Da die ZDF Studios ein eigenwirtschaftlich arbeitendes Tochterunternehmen des ZDF sind, arbeiten diese trotz der öffentlich-rechtlichen Trägerschaft nach wirtschaftlichen Gesichtspunkten. Dies bedeutet zugleich, dass man defizitäre Tochterfirmen nicht unbegrenzt mitfinanzieren möchte. Noch ist unklar, wie es mit der Firma, vor allem mit den Vertriebsrechten für über 6.500 Stunden Content weitergeht.
Dokumentarfilmfans fragen sich natürlich, wie mag es kleinen Dokumentarfilmproduktionen finanziell ergehen, wenn es so einen großen Player in dem Bereich erwischt hat? Der Fall wirft jedenfalls zahlreiche Fragen bezüglich der künftigen Finanzierbarkeit von hochwertigen, aufwändigen Dokumentarfilmen auf.
Wie geht es weiter?
Die Situation um den Dokumentarfilm wird sich wahrscheinlich in den nächsten Jahren auch wieder verbessern, aktuell jedoch müssen mehr noch als bisher Ko‑Produktionen & Hybridfinanzierungen angedacht werden.
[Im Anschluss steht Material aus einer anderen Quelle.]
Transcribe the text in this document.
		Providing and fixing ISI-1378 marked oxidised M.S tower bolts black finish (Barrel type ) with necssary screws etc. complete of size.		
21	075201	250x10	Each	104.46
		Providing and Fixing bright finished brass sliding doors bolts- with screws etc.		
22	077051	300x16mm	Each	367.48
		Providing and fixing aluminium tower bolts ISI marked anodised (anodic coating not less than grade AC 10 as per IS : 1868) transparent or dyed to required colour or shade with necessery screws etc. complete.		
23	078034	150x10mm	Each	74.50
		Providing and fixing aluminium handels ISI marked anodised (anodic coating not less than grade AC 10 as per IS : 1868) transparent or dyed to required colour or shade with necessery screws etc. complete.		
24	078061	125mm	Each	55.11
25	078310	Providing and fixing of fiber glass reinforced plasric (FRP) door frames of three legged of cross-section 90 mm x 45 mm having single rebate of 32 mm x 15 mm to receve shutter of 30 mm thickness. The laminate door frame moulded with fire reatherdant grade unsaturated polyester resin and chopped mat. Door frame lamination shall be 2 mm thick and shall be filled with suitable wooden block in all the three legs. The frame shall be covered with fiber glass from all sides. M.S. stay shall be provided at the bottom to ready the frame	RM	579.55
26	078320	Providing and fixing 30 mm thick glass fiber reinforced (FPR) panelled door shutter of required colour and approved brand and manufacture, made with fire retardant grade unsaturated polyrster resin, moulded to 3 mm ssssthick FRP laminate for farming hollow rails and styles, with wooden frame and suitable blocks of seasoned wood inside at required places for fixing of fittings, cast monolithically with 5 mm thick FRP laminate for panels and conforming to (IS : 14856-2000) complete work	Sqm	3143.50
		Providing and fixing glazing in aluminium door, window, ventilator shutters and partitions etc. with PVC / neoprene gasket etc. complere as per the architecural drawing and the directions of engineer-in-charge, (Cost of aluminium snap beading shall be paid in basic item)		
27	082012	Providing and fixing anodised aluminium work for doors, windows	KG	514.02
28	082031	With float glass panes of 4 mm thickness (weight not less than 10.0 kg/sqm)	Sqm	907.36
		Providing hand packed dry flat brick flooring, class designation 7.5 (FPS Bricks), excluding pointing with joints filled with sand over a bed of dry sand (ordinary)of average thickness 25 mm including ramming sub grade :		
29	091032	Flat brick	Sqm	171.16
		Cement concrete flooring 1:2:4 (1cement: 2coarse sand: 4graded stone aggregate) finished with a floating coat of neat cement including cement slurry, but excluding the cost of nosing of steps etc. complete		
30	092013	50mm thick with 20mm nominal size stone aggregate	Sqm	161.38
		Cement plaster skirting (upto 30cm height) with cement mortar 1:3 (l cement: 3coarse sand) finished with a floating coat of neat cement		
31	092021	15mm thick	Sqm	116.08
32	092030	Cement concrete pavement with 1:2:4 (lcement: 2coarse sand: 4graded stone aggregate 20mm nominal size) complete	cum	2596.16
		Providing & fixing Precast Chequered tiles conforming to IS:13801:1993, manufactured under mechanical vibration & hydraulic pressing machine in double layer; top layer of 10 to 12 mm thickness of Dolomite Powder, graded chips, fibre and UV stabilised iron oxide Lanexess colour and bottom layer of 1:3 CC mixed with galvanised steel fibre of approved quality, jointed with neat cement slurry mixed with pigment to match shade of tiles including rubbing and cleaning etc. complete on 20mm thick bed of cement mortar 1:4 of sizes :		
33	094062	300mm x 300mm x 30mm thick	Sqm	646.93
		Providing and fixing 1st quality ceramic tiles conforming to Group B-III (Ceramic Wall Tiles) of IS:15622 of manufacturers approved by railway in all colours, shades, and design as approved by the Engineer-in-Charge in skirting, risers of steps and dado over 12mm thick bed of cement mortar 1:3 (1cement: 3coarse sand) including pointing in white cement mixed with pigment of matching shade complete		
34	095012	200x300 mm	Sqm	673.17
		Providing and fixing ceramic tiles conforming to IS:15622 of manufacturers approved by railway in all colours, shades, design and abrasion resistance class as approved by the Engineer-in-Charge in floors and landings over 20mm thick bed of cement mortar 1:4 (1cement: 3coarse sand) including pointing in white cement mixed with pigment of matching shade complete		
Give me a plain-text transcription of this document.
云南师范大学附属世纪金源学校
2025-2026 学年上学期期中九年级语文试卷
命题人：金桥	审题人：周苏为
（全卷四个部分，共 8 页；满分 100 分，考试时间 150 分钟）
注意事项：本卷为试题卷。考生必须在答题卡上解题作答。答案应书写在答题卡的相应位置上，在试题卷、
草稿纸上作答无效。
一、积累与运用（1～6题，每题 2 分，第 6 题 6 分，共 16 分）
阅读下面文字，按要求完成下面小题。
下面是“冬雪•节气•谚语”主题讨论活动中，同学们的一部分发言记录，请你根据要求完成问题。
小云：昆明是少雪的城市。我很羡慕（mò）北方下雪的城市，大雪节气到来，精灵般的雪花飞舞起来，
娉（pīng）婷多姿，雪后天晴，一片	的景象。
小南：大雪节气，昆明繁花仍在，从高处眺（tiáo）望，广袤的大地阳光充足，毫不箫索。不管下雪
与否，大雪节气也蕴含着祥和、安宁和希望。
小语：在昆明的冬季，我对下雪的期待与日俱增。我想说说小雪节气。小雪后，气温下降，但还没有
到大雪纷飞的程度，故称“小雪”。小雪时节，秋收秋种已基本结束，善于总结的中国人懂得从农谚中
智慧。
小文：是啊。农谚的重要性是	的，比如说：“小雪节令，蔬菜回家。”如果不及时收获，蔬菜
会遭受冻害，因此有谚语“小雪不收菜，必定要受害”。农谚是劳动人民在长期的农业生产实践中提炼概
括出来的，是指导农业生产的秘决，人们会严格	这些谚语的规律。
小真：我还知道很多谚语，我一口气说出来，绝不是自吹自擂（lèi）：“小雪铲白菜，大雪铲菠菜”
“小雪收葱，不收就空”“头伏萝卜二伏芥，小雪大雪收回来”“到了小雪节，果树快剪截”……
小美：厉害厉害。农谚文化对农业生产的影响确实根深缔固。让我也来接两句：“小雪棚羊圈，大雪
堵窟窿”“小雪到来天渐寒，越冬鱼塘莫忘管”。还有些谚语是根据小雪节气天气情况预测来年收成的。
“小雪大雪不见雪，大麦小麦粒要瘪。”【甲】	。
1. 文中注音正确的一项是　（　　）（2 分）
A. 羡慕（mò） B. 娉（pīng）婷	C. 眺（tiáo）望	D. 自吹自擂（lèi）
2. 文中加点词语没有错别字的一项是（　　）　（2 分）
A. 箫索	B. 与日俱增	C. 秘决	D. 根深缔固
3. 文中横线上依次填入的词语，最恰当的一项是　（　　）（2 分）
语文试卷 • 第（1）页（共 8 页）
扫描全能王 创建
Internationale Partner, Fördermittel, Pre-Sales, Crowdfunding und Sponsoring müssen gemeinsam genutzt werden um neue aufwändige Projekte auf die Beine zu stellen. In Zusammenhang mit der Verwertung macht es Sinn, möglichst früh zu den jeweiligen Projekten auch schon Social-Media-Reichweiten aufzubauen, um Publikumsinteresse zu generieren was wiederrum bei der Finanzierung helfen kann. Für die Verwertung der Filme müssen Veranstaltungs-Touren und digitale Plattformen verstärkt genutzt werden.